There are, these days, far too many games to play. Well, there were always too many games to play. But only since the advent of digital distribution, have their numbers so wildly and obviously exceeded my capacity to get through them all. If I’ve heard of a game, the odds are I can have it on my PC in as little as a couple of minutes. It’s a wonder beyond anything I could have dreamed of as a kid, but it’s also a wonder I might not have wished for. A wilderness of sweets, as Milton oh-so-subversively described Eden.

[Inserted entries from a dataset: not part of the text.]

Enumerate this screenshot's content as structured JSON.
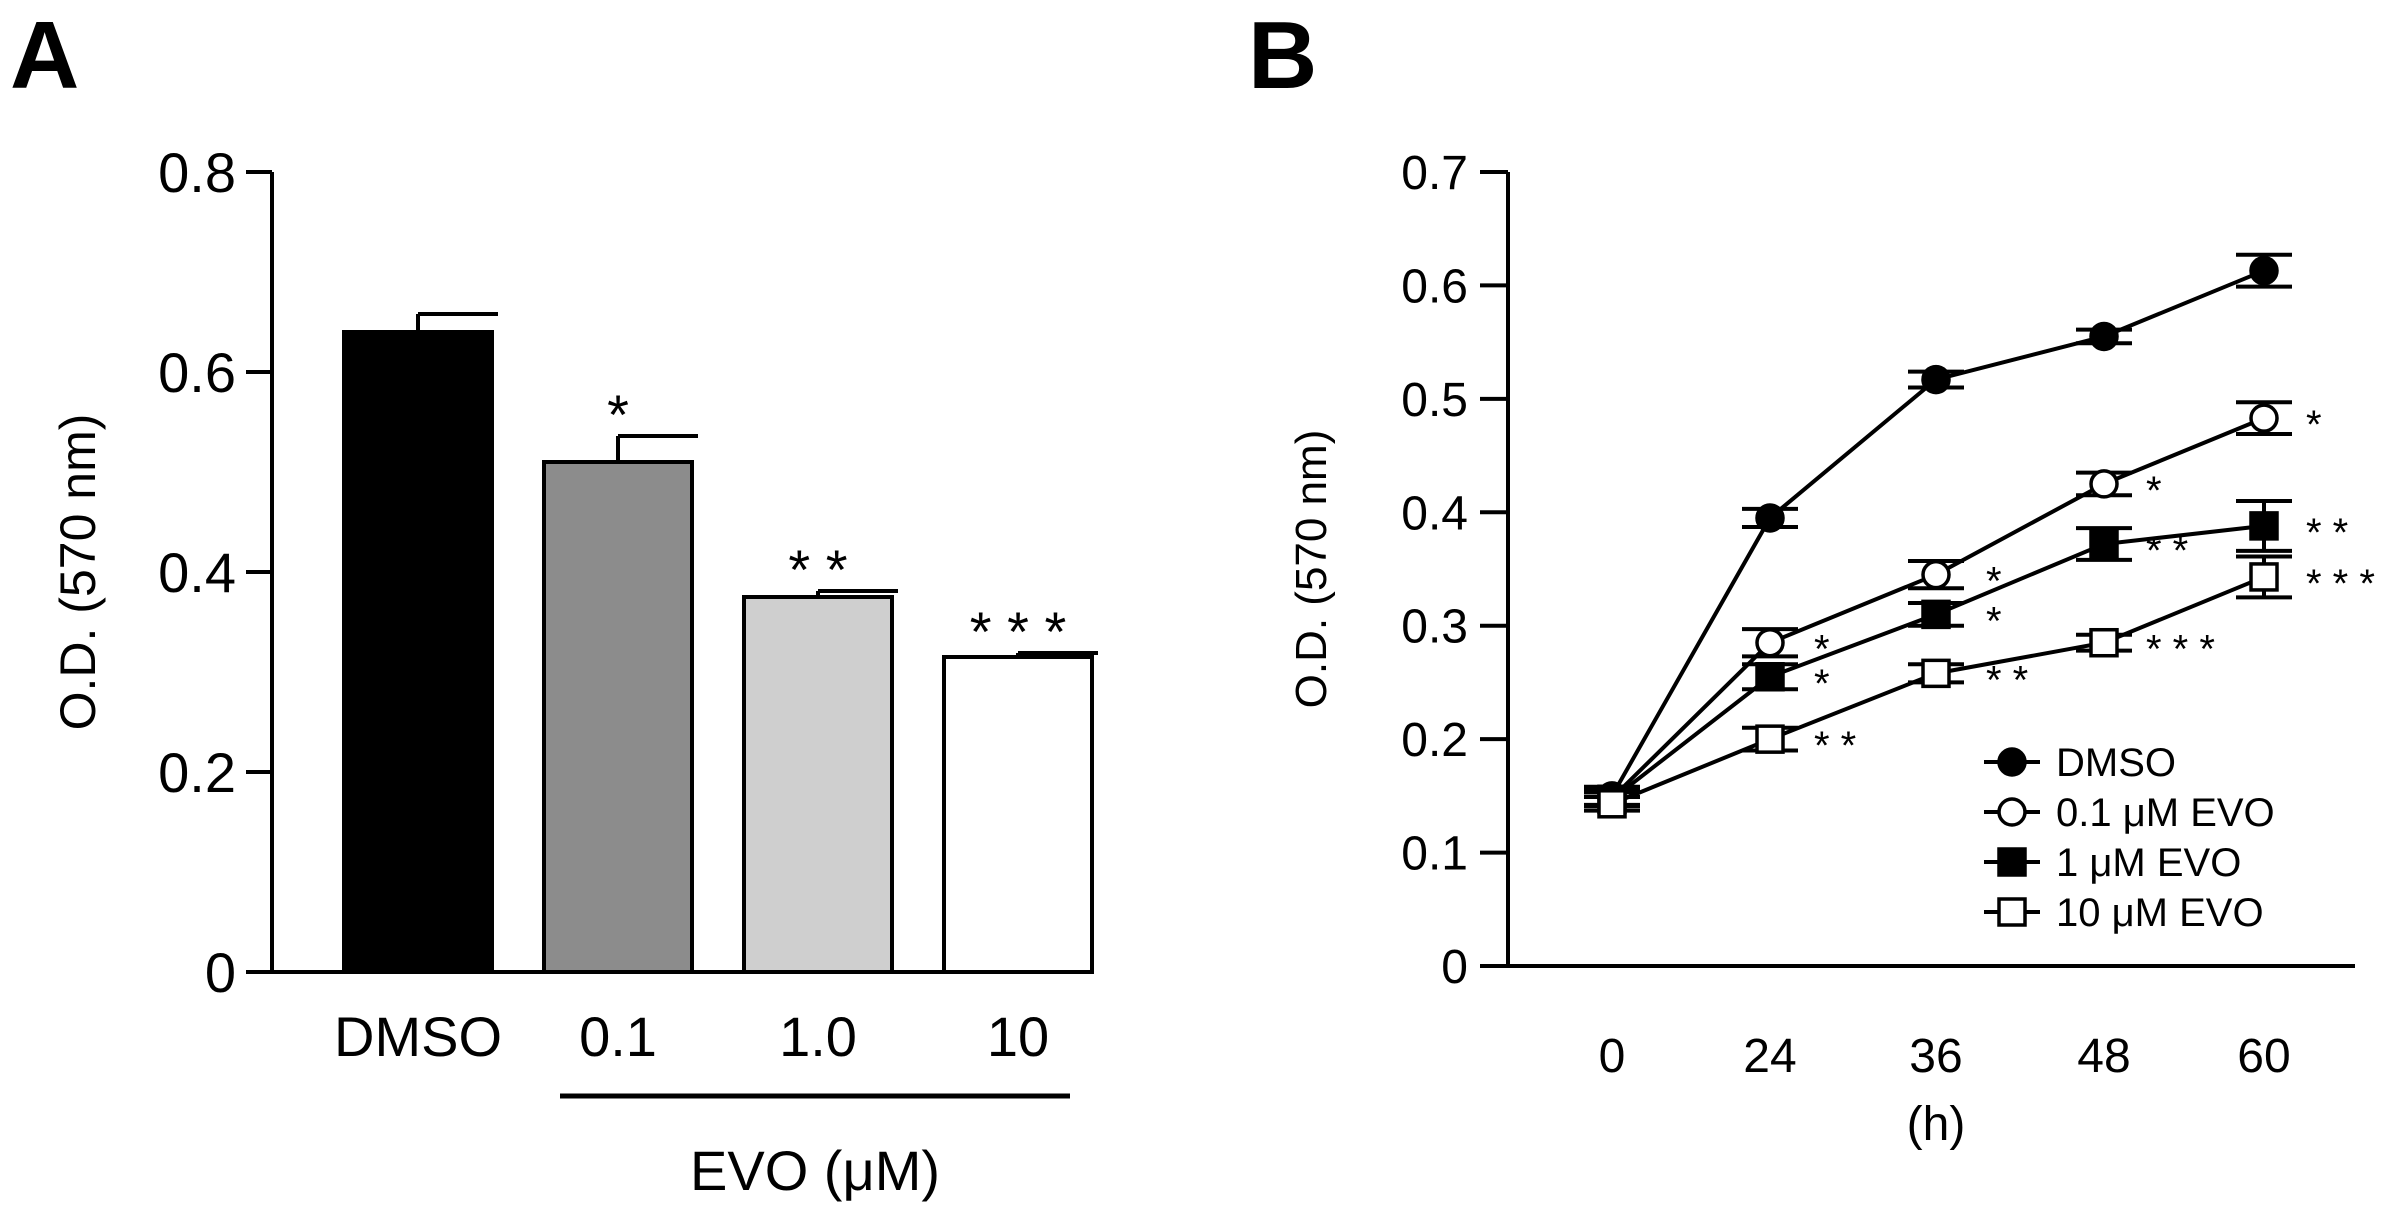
{
  "chart_data": [
    {
      "panel": "A",
      "type": "bar",
      "title": "",
      "xlabel": "EVO (μM)",
      "ylabel": "O.D. (570 nm)",
      "ylim": [
        0,
        0.8
      ],
      "yticks": [
        0,
        0.2,
        0.4,
        0.6,
        0.8
      ],
      "ytick_labels": [
        "0",
        "0.2",
        "0.4",
        "0.6",
        "0.8"
      ],
      "categories": [
        "DMSO",
        "0.1",
        "1.0",
        "10"
      ],
      "values": [
        0.64,
        0.51,
        0.375,
        0.315
      ],
      "errors": [
        0.018,
        0.026,
        0.006,
        0.004
      ],
      "fills": [
        "#000000",
        "#8c8c8c",
        "#cfcfcf",
        "#ffffff"
      ],
      "significance": [
        "",
        "*",
        "* *",
        "* * *"
      ]
    },
    {
      "panel": "B",
      "type": "line",
      "title": "",
      "xlabel": "(h)",
      "ylabel": "O.D. (570 nm)",
      "ylim": [
        0,
        0.7
      ],
      "yticks": [
        0,
        0.1,
        0.2,
        0.3,
        0.4,
        0.5,
        0.6,
        0.7
      ],
      "ytick_labels": [
        "0",
        "0.1",
        "0.2",
        "0.3",
        "0.4",
        "0.5",
        "0.6",
        "0.7"
      ],
      "x": [
        0,
        24,
        36,
        48,
        60
      ],
      "xtick_labels": [
        "0",
        "24",
        "36",
        "48",
        "60"
      ],
      "series": [
        {
          "name": "DMSO",
          "marker": "circle-filled",
          "values": [
            0.15,
            0.395,
            0.517,
            0.555,
            0.613
          ],
          "errors": [
            0.008,
            0.008,
            0.007,
            0.006,
            0.014
          ],
          "stars": [
            "",
            "",
            "",
            "",
            ""
          ]
        },
        {
          "name": "0.1 μM EVO",
          "marker": "circle-open",
          "values": [
            0.148,
            0.285,
            0.345,
            0.425,
            0.483
          ],
          "errors": [
            0.007,
            0.012,
            0.012,
            0.01,
            0.014
          ],
          "stars": [
            "",
            "*",
            "*",
            "*",
            "*"
          ]
        },
        {
          "name": "1 μM EVO",
          "marker": "square-filled",
          "values": [
            0.147,
            0.255,
            0.31,
            0.372,
            0.388
          ],
          "errors": [
            0.006,
            0.011,
            0.01,
            0.014,
            0.022
          ],
          "stars": [
            "",
            "*",
            "*",
            "* *",
            "* *"
          ]
        },
        {
          "name": "10 μM EVO",
          "marker": "square-open",
          "values": [
            0.143,
            0.2,
            0.258,
            0.285,
            0.343
          ],
          "errors": [
            0.006,
            0.01,
            0.008,
            0.007,
            0.018
          ],
          "stars": [
            "",
            "* *",
            "* *",
            "* * *",
            "* * *"
          ]
        }
      ]
    }
  ],
  "panel_labels": {
    "a": "A",
    "b": "B"
  }
}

When my family first had a PC, I was 11. It wasn’t a great PC, and games were expensive, so I didn’t get new ones that often. It was, somehow, actually possible to run out of games. So I played everything I could get my hands on. Demo discs from magazines. Chip’s Challenge. Fucken Encarta. But the real bonanza, however, came during the school summer holidays, when mum (who was a teacher) would bring home a grab-bag assortment of janky educational titles for me to beast my way through over the break. Enter, then Logical Journey Of The Zoombinis.
Zoombinis was way better than it had a right to be. You had a thousand-odd little blue fellows with different combinations of facial features, and you had to shepherd them, a few dozen at a time, across a landscape comprising ten or so screens, each of which was some sort of logic-based minigame. You’d lose some on the way, but once you’d dropped off the survivors, you’d start afresh with a new load, and the puzzles would be a bit harder, in a sort of game+ mode. I think you needed to get around half the zoombinis to their new home to win, so when the puzzles got really tough and your attrition rate soared, it was actually pretty tense.
Anyway, the best puzzle was the encounter where you had to use a big machine (with disconcerting fleshy lips) to make pizzas, in order to satisfy three tree stumps who were complete dickheads. I can’t remember what the rules were, but each of the wood-faced bastards would stipulate or forbid their own set of toppings, and you’d have to work out what pizza would please them all. It was way harder than it sounded, and I’ll still remember the petulant roar of “more toppings!” that the lead bellend would emit whenever he was displeased, because I heard it so many times.
Maybe Zoombinis was actually rubbish. Or maybe it was only good in the way that even the worst meal tastes amazing when you’ve not eaten in days. (It actually got updated and re-released a few years ago, and I haven’t gone back to check.) Either way, if Steam had been a thing back then, I never would have tasted it. It makes me realise how much I must be missing now.